English Factory Worker
Samuel Slater has been called the "father of the American factory system." He was born in Derbyshire, England on June 9, 1768. The son of a yeoman farmer, Slater went to work at an early age as an apprentice for the owner of a cotton mill. Eventually rising to the position of superintendent, he became intimately familiar with the mill machines designed by Richard Arkwright, a genius whose other advances included using water power to drive his machines and dividing labor among groups of workers.
Sneaky Departure
In 1789, Slater emigrated to the United States. He dreamed of making a fortune by helping to build a textile industry. He did so covertly: British law forbade textile workers to share technological information or to leave the country. Slater set foot in New York in late 1789, having memorized the details of Britain's innovative machines.
Rhode Island Mill
With the support of a Quaker merchant, Moses Brown, Slater built America's first water-powered cotton spinning mill in Pawtucket, Rhode Island. By the end of 1790, it was up and running, with workers walking a treadmill to generate power. By 1791, a waterwheel drove the machinery that carded and spun cotton into thread.

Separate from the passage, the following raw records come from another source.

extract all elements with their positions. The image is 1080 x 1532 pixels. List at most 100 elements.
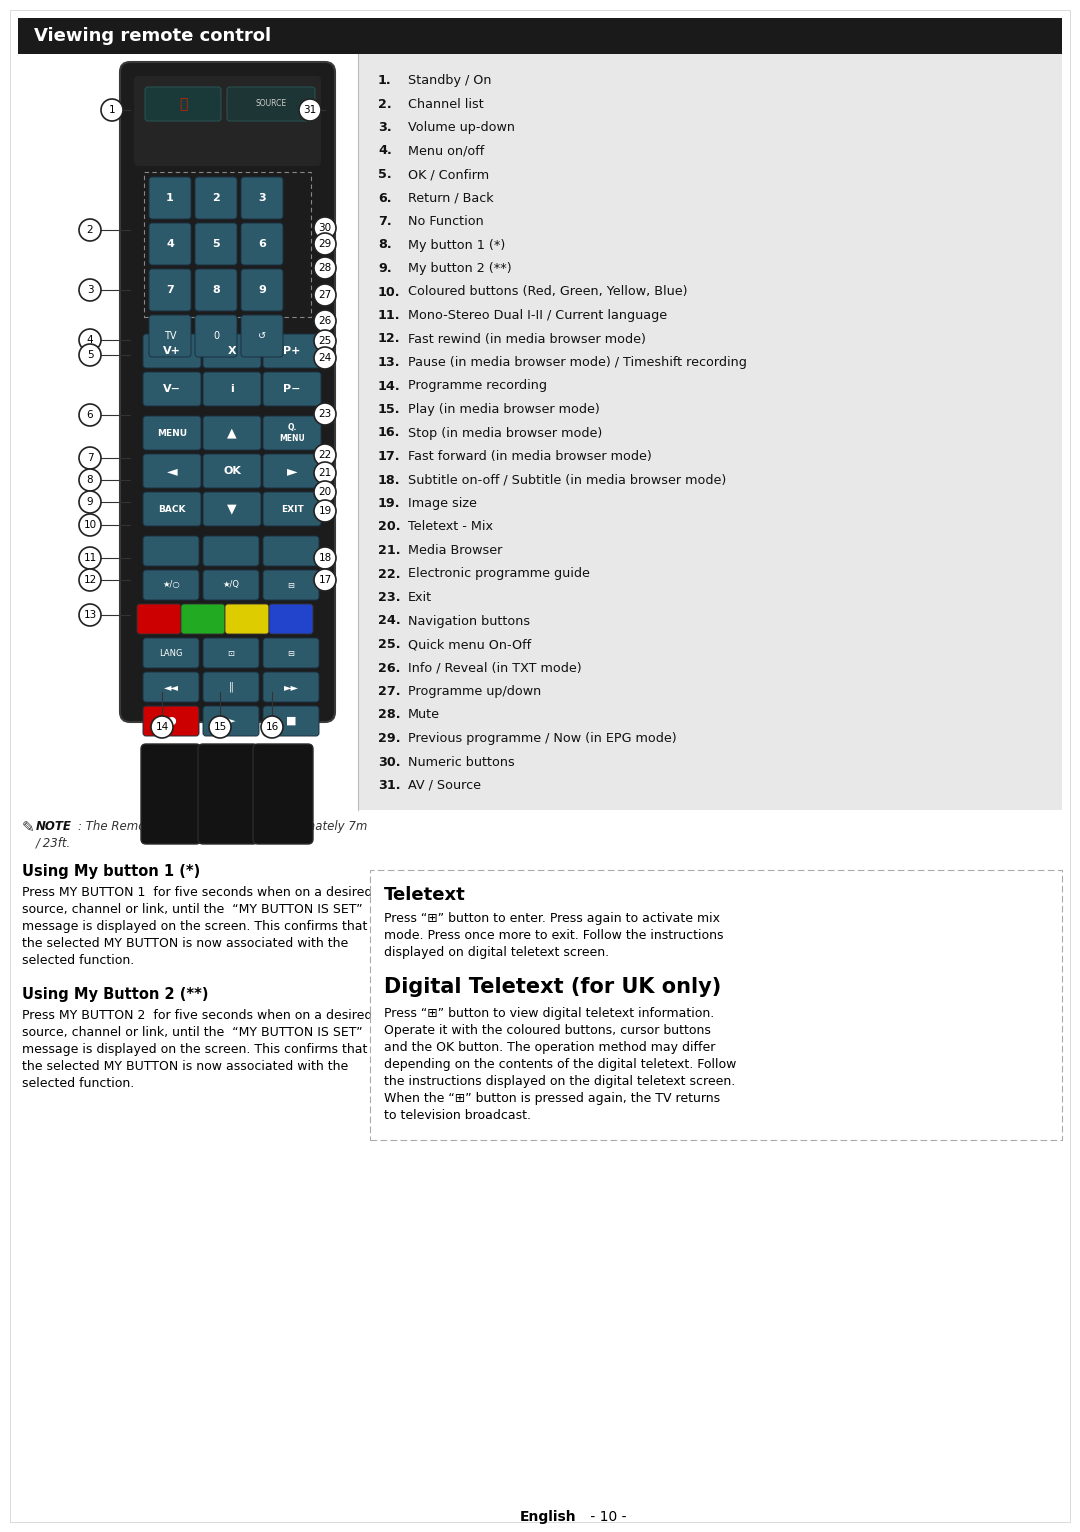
Text: displayed on digital teletext screen.: displayed on digital teletext screen. bbox=[384, 945, 609, 959]
Circle shape bbox=[79, 404, 102, 426]
Text: 29: 29 bbox=[319, 239, 332, 250]
Circle shape bbox=[79, 568, 102, 591]
Circle shape bbox=[210, 715, 231, 738]
Text: 29.: 29. bbox=[378, 732, 401, 745]
Text: 5: 5 bbox=[212, 239, 220, 250]
Text: Subtitle on-off / Subtitle (in media browser mode): Subtitle on-off / Subtitle (in media bro… bbox=[408, 473, 726, 487]
Text: Menu on/off: Menu on/off bbox=[408, 144, 484, 158]
FancyBboxPatch shape bbox=[195, 270, 237, 311]
Text: Exit: Exit bbox=[408, 591, 432, 604]
Text: 14: 14 bbox=[156, 722, 168, 732]
Circle shape bbox=[314, 463, 336, 484]
Text: 5.: 5. bbox=[378, 169, 392, 181]
FancyBboxPatch shape bbox=[203, 706, 259, 735]
Circle shape bbox=[102, 100, 123, 121]
Text: 8.: 8. bbox=[378, 239, 392, 251]
FancyBboxPatch shape bbox=[120, 61, 335, 722]
Text: Electronic programme guide: Electronic programme guide bbox=[408, 567, 590, 581]
Circle shape bbox=[79, 547, 102, 568]
FancyBboxPatch shape bbox=[195, 316, 237, 357]
FancyBboxPatch shape bbox=[149, 178, 191, 219]
Circle shape bbox=[79, 345, 102, 366]
Text: 2.: 2. bbox=[378, 98, 392, 110]
FancyBboxPatch shape bbox=[203, 334, 261, 368]
FancyBboxPatch shape bbox=[143, 334, 201, 368]
Text: Using My button 1 (*): Using My button 1 (*) bbox=[22, 864, 200, 879]
Text: Press “⊞” button to view digital teletext information.: Press “⊞” button to view digital teletex… bbox=[384, 1007, 714, 1020]
Circle shape bbox=[314, 329, 336, 352]
Text: selected function.: selected function. bbox=[22, 954, 134, 967]
Text: ►: ► bbox=[227, 715, 235, 726]
Text: 7.: 7. bbox=[378, 214, 392, 228]
Text: Teletext: Teletext bbox=[384, 885, 465, 904]
Text: ■: ■ bbox=[286, 715, 296, 726]
FancyBboxPatch shape bbox=[149, 316, 191, 357]
Text: 3: 3 bbox=[86, 285, 93, 296]
Text: P−: P− bbox=[283, 385, 300, 394]
Text: mode. Press once more to exit. Follow the instructions: mode. Press once more to exit. Follow th… bbox=[384, 928, 724, 942]
Text: Press MY BUTTON 2  for five seconds when on a desired: Press MY BUTTON 2 for five seconds when … bbox=[22, 1010, 373, 1022]
Text: 28.: 28. bbox=[378, 708, 401, 722]
Text: ‖: ‖ bbox=[229, 682, 233, 692]
Text: : The Remote Control range is approximately 7m: : The Remote Control range is approximat… bbox=[78, 820, 367, 833]
FancyBboxPatch shape bbox=[203, 417, 261, 450]
Text: Programme recording: Programme recording bbox=[408, 380, 546, 392]
FancyBboxPatch shape bbox=[203, 492, 261, 525]
Text: 3.: 3. bbox=[378, 121, 392, 133]
FancyBboxPatch shape bbox=[264, 492, 321, 525]
FancyBboxPatch shape bbox=[253, 745, 313, 844]
Text: Digital Teletext (for UK only): Digital Teletext (for UK only) bbox=[384, 977, 721, 997]
Text: EXIT: EXIT bbox=[281, 504, 303, 513]
Text: Pause (in media browser mode) / Timeshift recording: Pause (in media browser mode) / Timeshif… bbox=[408, 355, 747, 369]
Text: ◄◄: ◄◄ bbox=[163, 682, 178, 692]
FancyBboxPatch shape bbox=[145, 87, 221, 121]
Text: ✎: ✎ bbox=[22, 820, 35, 835]
FancyBboxPatch shape bbox=[264, 334, 321, 368]
Text: Teletext - Mix: Teletext - Mix bbox=[408, 521, 492, 533]
Text: 17.: 17. bbox=[378, 450, 401, 463]
Text: Mute: Mute bbox=[408, 708, 440, 722]
Text: source, channel or link, until the  “MY BUTTON IS SET”: source, channel or link, until the “MY B… bbox=[22, 1026, 363, 1039]
FancyBboxPatch shape bbox=[143, 536, 199, 565]
Text: message is displayed on the screen. This confirms that: message is displayed on the screen. This… bbox=[22, 1043, 367, 1056]
Text: ►: ► bbox=[286, 464, 297, 478]
FancyBboxPatch shape bbox=[264, 706, 319, 735]
Text: ⊟: ⊟ bbox=[287, 581, 295, 590]
Text: 9: 9 bbox=[258, 285, 266, 296]
FancyBboxPatch shape bbox=[203, 570, 259, 601]
FancyBboxPatch shape bbox=[264, 372, 321, 406]
Text: 17: 17 bbox=[319, 574, 332, 585]
Text: Volume up-down: Volume up-down bbox=[408, 121, 515, 133]
Text: 26: 26 bbox=[319, 316, 332, 326]
Text: Fast forward (in media browser mode): Fast forward (in media browser mode) bbox=[408, 450, 651, 463]
Text: 15.: 15. bbox=[378, 403, 401, 417]
Circle shape bbox=[261, 715, 283, 738]
Text: 6: 6 bbox=[258, 239, 266, 250]
Text: Media Browser: Media Browser bbox=[408, 544, 502, 558]
Circle shape bbox=[314, 547, 336, 568]
Text: Coloured buttons (Red, Green, Yellow, Blue): Coloured buttons (Red, Green, Yellow, Bl… bbox=[408, 285, 688, 299]
Text: X: X bbox=[228, 346, 237, 355]
Text: LANG: LANG bbox=[159, 648, 183, 657]
Text: 18.: 18. bbox=[378, 473, 401, 487]
Text: - 10 -: - 10 - bbox=[586, 1511, 626, 1524]
Text: 25.: 25. bbox=[378, 637, 401, 651]
Text: 11: 11 bbox=[83, 553, 96, 562]
FancyBboxPatch shape bbox=[264, 637, 319, 668]
Bar bbox=[144, 172, 311, 317]
Text: OK / Confirm: OK / Confirm bbox=[408, 169, 489, 181]
FancyBboxPatch shape bbox=[143, 706, 199, 735]
Text: 19.: 19. bbox=[378, 496, 401, 510]
Text: SOURCE: SOURCE bbox=[256, 100, 286, 109]
Text: 21: 21 bbox=[319, 467, 332, 478]
Text: Q.
MENU: Q. MENU bbox=[279, 423, 305, 443]
Circle shape bbox=[314, 348, 336, 369]
FancyBboxPatch shape bbox=[264, 536, 319, 565]
Text: MENU: MENU bbox=[157, 429, 187, 438]
Text: 18: 18 bbox=[319, 553, 332, 562]
Text: ★/○: ★/○ bbox=[162, 581, 179, 590]
FancyBboxPatch shape bbox=[181, 604, 225, 634]
Text: 16: 16 bbox=[266, 722, 279, 732]
Text: ●: ● bbox=[166, 715, 176, 726]
Text: Channel list: Channel list bbox=[408, 98, 484, 110]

America's Industrial Revolution
Slater employed families, including children, to live and work at the mill site. He quickly attracted workers. In 1803, Slater and his brother built a mill village they called Slatersville, also in Rhode Island. It included a large, modern mill, tenement houses for its workers, and a company store -- a small pocket of industry, a ready-made rural village. Slater's factory system became known as the Rhode Island System. It was soon imitated -- and improved upon by innovators like Francis Cabot Lowell -- throughout New England. Slater died in 1835.